The foregoing is just a sampling of some of the more significant changes that appear in the final rules. Providers should review the final rules in full to understand the provisions discussed above and all of the changes that may be relevant to their business.

Context

As for the other states that have enacted their own similar laws, California’s own commercial financing disclosure law just took effect on December 9, while Utah’s law took effect on January 1, and Virginia’s law took effect on November 1. New York’s CFDL will thus be the last such law to take effect among the commercial financing disclosure laws that have been enacted to date. We expect other states to consider similar laws in 2023.

Conclusion

With the adoption of the final rules, providers of commercial financing—including closed- and open-end loans, merchant cash advances, finance leases, and factoring transactions, at minimum—should finalize their procedures to ensure that they can deliver final rule-compliant disclosures to New York recipients starting on August 1 of this year.


1 The CFDL expressly exempts “financial institutions” from the scope of the law. N.Y. Fin. Serv. § 802(a).
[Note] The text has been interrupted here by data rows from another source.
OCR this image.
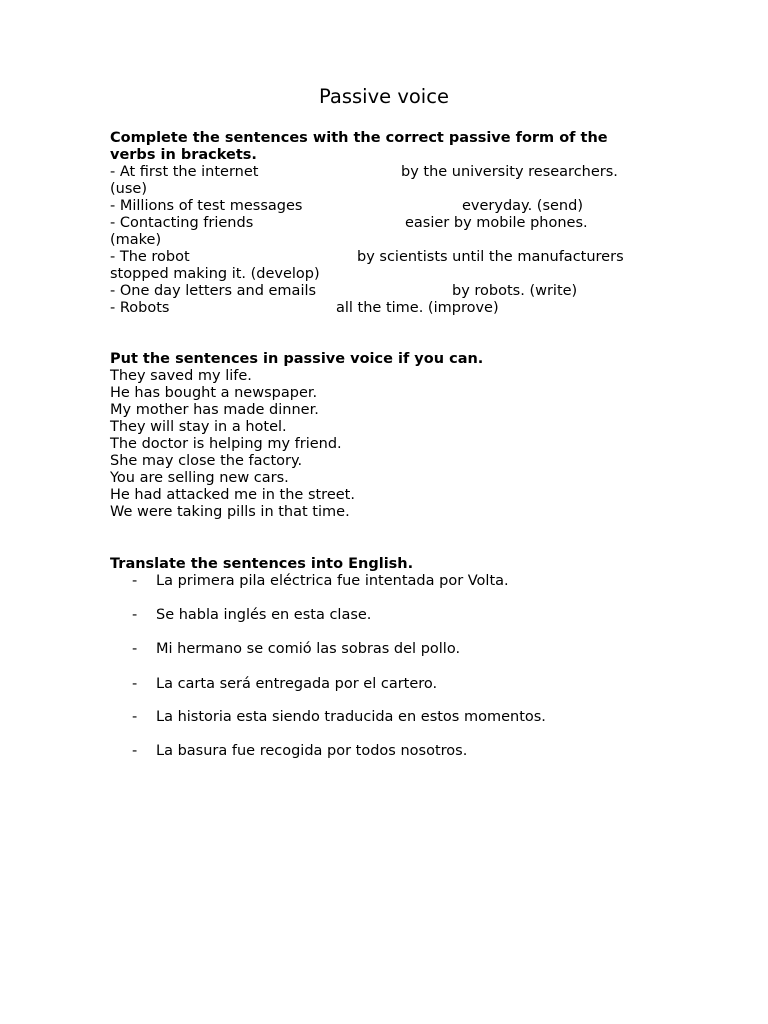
Passive voice
Complete the sentences with the correct passive form of the
verbs in brackets.
- At first the internet	by the university researchers.
(use)
- Millions of test messages	everyday. (send)
- Contacting friends	easier by mobile phones.
(make)
- The robot	by scientists until the manufacturers
stopped making it. (develop)
- One day letters and emails	by robots. (write)
- Robots	all the time. (improve)
Put the sentences in passive voice if you can.
They saved my life.
He has bought a newspaper.
My mother has made dinner.
They will stay in a hotel.
The doctor is helping my friend.
She may close the factory.
You are selling new cars.
He had attacked me in the street.
We were taking pills in that time.
Translate the sentences into English.
- La primera pila eléctrica fue intentada por Volta.
- Se habla inglés en esta clase.
- Mi hermano se comió las sobras del pollo.
- La carta será entregada por el cartero.
- La historia esta siendo traducida en estos momentos.
- La basura fue recogida por todos nosotros.
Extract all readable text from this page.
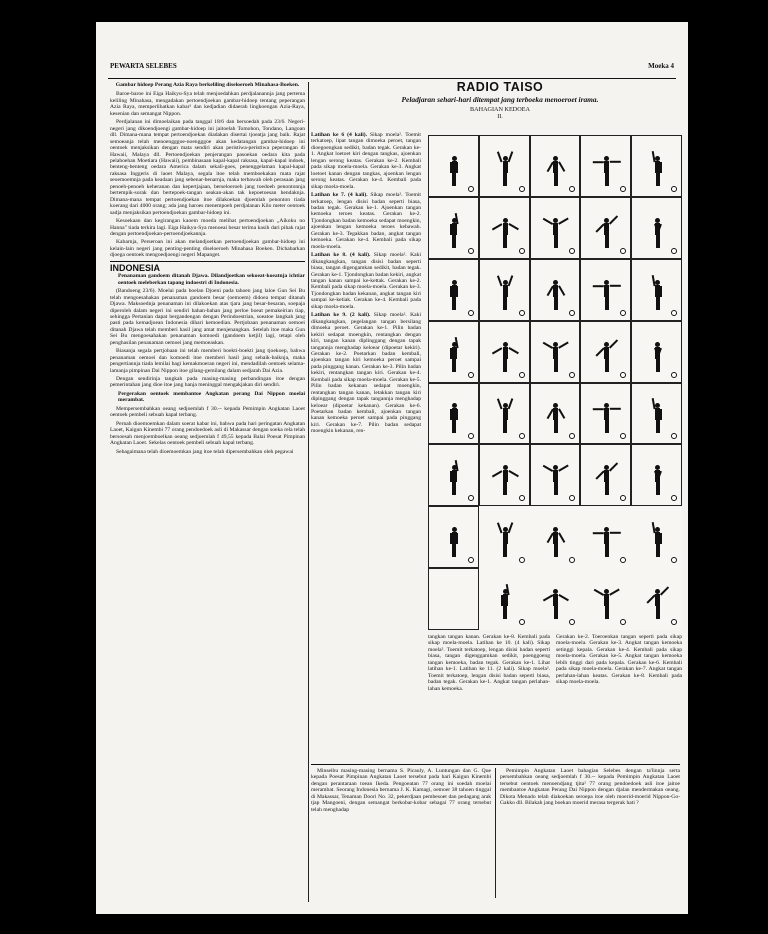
PEWARTA SELEBES	Moeka 4

Gambar hidoep Perang Azia Raya berkeliling diseloeroeh Minahasa-Boeken.

Baroe-baroe ini Eiga Haikyu-Sya telah menjoedahkan perdjalanannja jang pertema keliling Minahasa, mengadakan pertoendjoekan gambar-hidoep tentang peperangan Azia Raya, memperlihatkan kabar² dan kedjadian didaerah lingkoengan Azia-Raya, kesenian dan semangat Nippon.

Perdjalanan ini dimoelaikan pada tanggal 18/6 dan bersoedah pada 23/6. Negeri-negeri jang dikoendjoengi gambar-hidoep ini jaitoelah Tomohon, Tondano, Langoan dll. Dimana-mana tempat pertoendjoekan diadakan disertai tjoeatja jang baik. Rajat semoeanja telah menoengggoe-noengggoe akan kedatangan gambar-hidoep ini oentoek menjaksikan dengan mata sendiri akan peristiwa-peristiwa peperangan di Hawaii, Malaya dll. Pertoendjoekan penjerangan pasoekan oedara kita pada pelaboehan Moetiara (Hawaii), pembinasaan kapal-kapal raksasa, kapal-kapal indoek, benteng-benteng oedara America dalam sekali-goes, penenggelaman kapal-kapal raksasa Inggeris di laoet Malaya, segala itoe telah memboekakan mata rajat seoemoemnja pada keadaan jang sebenar-benarnja, maka terbawah oleh perasaan jang penoeh-penoeh keheranan dan kepertjajaan, berseloeroeh jang toedoeh penontonnja bertempik-sorak dan bertepoek-tangan seakan-akan tak kepoetoesan hendaknja. Dimana-mana tempat pertoendjoekan itoe dilakoekan djoemlah penonton tiada koerang dari 4000 orang; ada jang haroes menempoeh perdjalanan Kilo meter oentoek sadja menjaksikan pertoendjoekan gambar-hidoep ini.

Kesoekaan dan kegirangan kaoem moeda melihat pertoendjoekan „Aikoku no Hanna" tiada terkira lagi. Eiga Haikyu-Sya menoeai besar terima kasih dari pihak rajat dengan pertoendjoekan-pertoendjoekannja.

Kabarnja, Perseroan ini akan melandjoetkan pertoendjoekan gambar-hidoep ini kelain-lain negeri jang penting-penting diseloeroeh Minahasa Boeken. Dichabarkan djoega oentoek mengoedjoengi negeri Mapanget.

INDONESIA

Penanaman gandoem ditanah Djawa. Dilandjoetkan sekoeat-koeatnja ichtiar oentoek meleberkan tapang indoestri di Indonesia.

(Bandoeng 23/6). Moelai pada boelan Djoeni pada tahoen jang laloe Gun Sei Bu telah mengoesahakan penanaman gandoem besar (oemoem) didoea tempat ditanah Djawa. Maksoednja penanaman ini dilakoekan atas tjara jang besar-besaran, soepaja diperoleh dalam negeri ini sendiri bahan-bahan jang perloe boeat pemakeirian tiap, sehingga Pertanian dapat bergandengan dengan Perindoestrian, soeatoe langkah jang pasti pada kemadjoean Indonesia dihari kemoedian. Pertjobaan penanaman oemoei ditanah Djawa telah memberi hasil jang amat menjenangkan. Setelah itoe maka Gun Sei Bu mengoesahakan penanaman komoedi (gandoem ketjil) lagi, tetapi oleh penghasilan penanaman oemoei jang memoeaskan.

Biasanja segala pertjobaan ini telah memberi boekti-boekti jang tjoekoep, bahwa penanaman oemoei dan komoedi itoe memberi hasil jang sebaik-baiknja, maka pengertiannja tiada lemilai bagi kemakmoeran negeri ini, mendadilah oentoek selama-lamanja pimpinan Dai Nippon itoe gilang-gemilang dalam sedjarah Dai Azia.

Dengan sendirinja tangkah pada masing-masing perbandingan itoe dengan pemerintahan jang dioe itoe jang hanja meninggal mengakjakan diri sendiri.

Pergerakan oentoek membantoe Angkatan perang Dai Nippon moelai merambat.

Mempersembahkan oeang sedjoemlah f 30.-- kepada Pemimpin Angkatan Laoet oentoek pembeli sebuah kapal terbang.

Pernah dioemoemkan dalam soerat kabar ini, bahwa pada hari peringatan Angkatan Laoet, Kaigun Kinembi 77 orang pendoedoek asli di Makassar dengan soeka rela telah bersoesah menjoemboelkan oeang sedjoemlah f 49,55 kepada Balai Poesat Pimpinan Angkatan Laoet. Sekelas oentoek pembeli sebuah kapal terbang.

Sebagaimana telah dioemoemkan jang itoe telah dipersembahkan oleh pegawai

RADIO TAISO
Peladjaran sehari-hari ditempat jang terboeka menoeroet irama.
BAHAGIAN KEDOEA
II.

Latihan ke 6 (4 kali). Sikap moela². Toemit terkatoep, lipat tangan dimoeka peroet, tangan dioegoengkan sedikit, badan tegak. Gerakan ke-1. Angkat loetoet kiri dengan tangkas, ajoenkan lengan serong keatas. Gerakan ke-2. Kembali pada sikap moela-moela. Gerakan ke-3. Angkat loetoet kanan dengan tangkas, ajoenkan lengan serong keatas. Gerakan ke-4. Kembali pada sikap moela-moela.

Latihan ke 7. (4 kali). Sikap moela². Toemit terkatoep, lengan disisi badan seperti biasa, badan tegak. Gerakan ke-1. Ajoenkan tangan kemoeka teroes keatas. Gerakan ke-2. Tjondongkan badan kemoeka sedapat moengkin, ajoenkan lengan kemoeka teroes kebawah. Gerakan ke-3. Tegakkan badan, angkat tangan kemoeka. Gerakan ke-4. Kembali pada sikap moela-moela.

Latihan ke 8. (4 kali). Sikap moela². Kaki dikangkangkan, tangan disisi badan seperti biasa, tangan digengamkan sedikit, badan tegak. Gerakan ke-1. Tjondongkan badan kekiri, angkat tangan kanan sampai ke-kettak. Gerakan ke-2. Kembali pada sikap moela-moela. Gerakan ke-3. Tjondongkan badan kekanan, angkat tangan kiri sampai ke-ketiak. Gerakan ke-4. Kembali pada sikap moela-moela.

Latihan ke 9. (2 kali). Sikap moela². Kaki dikangkangkan, pegelangan tangan bersilang dimoeka peroet. Gerakan ke-1. Pilin badan kekiri sedapat moengkin, rentangkan dengan kiri, tangan kanan diplinggang dengan tapak tangannja menghadap keloear (dipoetar kekiri). Gerakan ke-2. Poetarkan badan kembali, ajoenkan tangan kiri kemoeka peroet sampai pada pinggang kanan. Gerakan ke-3. Pilin badan kekiri, rentangkan tangan kiri. Gerakan ke-4. Kembali pada sikap moela-moela. Gerakan ke-5. Pilin badan kekanan sedapat moengkin, rentangkan tangan kanan, letakkan tangan kiri dipinggang dengan tapak tangannja menghadap keloear (dipoetar kekanan). Gerakan ke-6. Poetarkan badan kembali, ajoenkan tangan kanan kemoeka peroet sampai pada pinggang kiri. Gerakan ke-7. Pilin badan sedapat moengkin kekanan, ren-

tangkan tangan kanan. Gerakan ke-8. Kembali pada sikap moela-moela. Latihan ke 10. (4 kali). Sikap moela². Toemit terkatoep, lengan disisi badan seperti biasa, tangan digenggamkan sedikit, poenggoeng tangan kemoeka, badan tegak. Gerakan ke-1. Lihat latihan ke-1. Latihan ke 11. (2 kali). Sikap moela². Toemit terkatoep, lengan disisi badan seperti biasa, badan tegak. Gerakan ke-1. Angkat tangan perlahan-lahan kemoeka.

Gerakan ke-2. Toeroenkan tangan seperti pada sikap moela-moela. Gerakan ke-3. Angkat tangan kemoeka setinggi kepala. Gerakan ke-4. Kembali pada sikap moela-moela. Gerakan ke-5. Angkat tangan kemoeka lebih tinggi dari pada kepala. Gerakan ke-6. Kembali pada sikap moela-moela. Gerakan ke-7. Angkat tangan perlahan-lahan keatas. Gerakan ke-8. Kembali pada sikap moela-moela.

Minseibu masing-masing bernama S. Picauly, A. Luntungan dan G. Que kepada Poesat Pimpinan Angkatan Laoet tersebut pada hari Kaigun Kinembi dengan perantaraan toean Ikeda. Pengoeatan 77 orang ini soedah moelai merambat. Seorang Indonesia bernama J. K. Kamagi, oemoer 38 tahoen tinggal di Makassar, Tenaman Doori No. 32, pekerdjaan pembesoet dan pedagang arak tjap Mangoeni, dengan semangat berkobar-kobar sebagai 77 orang tersebut telah menghadap

Pemimpin Angkatan Laoet bahagian Selebes dengan ta'linnja serta persembahkan oeang sedjoemlah f 30.-- kepada Pemimpin Angkatan Laoet tersebut oentoek menoendjang tjita² 77 orang pendoedoek asli itoe jaitoe membantoe Angkatan Perang Dai Nippon dengan djalan mendermakan oeang. Dikota Menado telah diakoekan seroepa itoe oleh moerid-moerid Nippon-Go-Gakko dll. Bilakah jang boekan moerid merasa tergerak hati ?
Financial institutions are defined in the law to mean “any of the following: (i) a bank, trust company, or industrial loan company doing business under the authority of, or in accordance with, a license, certificate or charter issued by the United States, this state or any other state, district, territory, or commonwealth of the United States that is authorized to transact business in this state; (ii) a federally chartered savings and loan association, federal savings bank or federal credit union that is authorized to transact business in this state; or (iii) a savings and loan association, savings bank or credit union organized under the laws of this or any other state that is authorized to transact business in this state.” Id. § 801(f).